La recherche « œuvres orphelines » retourne 104 résultats :
Science Direct :
Les résultats correspondant à la recherche « orphan works » varient temporellement comme suit :
Les premiers articles, de 2006 et 2007, analysent le fonctionnement des grands acteurs de l’internet, en particulier Google. A partir de 2008 sont écrits des articles spécifiquement sur le projet de numérisation de livres par Google, et en 2010 débute vraiment l’étude des moyens légaux de s’attaquer aux problèmes des œuvres orphelines. Depuis 2012, l’intérêt porté au sujet semble décroître, le nombre des publications allant dans ce sens.

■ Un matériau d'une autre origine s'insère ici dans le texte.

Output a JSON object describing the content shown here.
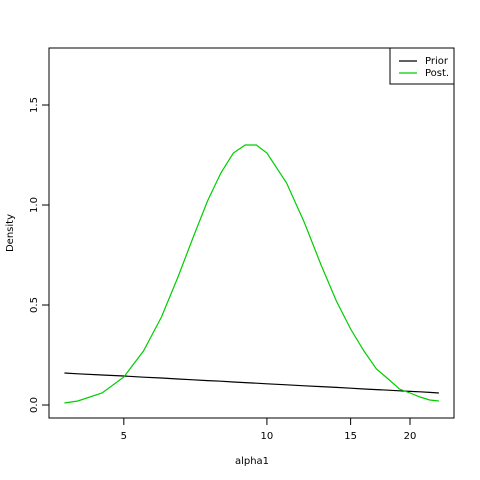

La quasi-totalité de ces articles est publiée dans des revues juridiques – on y retrouve d’ailleurs une partie des documents référencés par Google Scholar – le reste provenant de revues à destination des photographes. Les seules perspectives européenne et américaine semblent considérées.
Cairn, Dalloz, LexisNexis JurisClasseur :
Les bases Cairn(surtout des articles de presses spécialisées), Dalloz et LexisNexis JurisClasseur fournissent majoritairement des articles commentant la juridiction sur les œuvres orphelines.
Analyse de cette évolution :
Cette analyse traduit donc une évolution de la controverse : les œuvres orphelines sont au cœur du débat de 2006 à 2010, puis la question des livres indisponibles gagne du terrain dans le débat jusqu’à devenir aujourd’hui le cœur du débat ce qui montre une évolution claire dans l’approche des œuvres orphelines. Les acteurs que nous avons pu rencontrer ont tous débutés en nous demandant si nous nous intéressions aux œuvres indisponibles ou aux œuvres orphelines. Cette question est, dans le cas du livre, ce qui anime aujourd’hui en grande partie le débat notamment juridique. Ceci se retrouve dans l’historique qui voit en 2014 une question de constitutionnalité portant non pas sur les œuvres orphelines mais sur les livres indisponibles.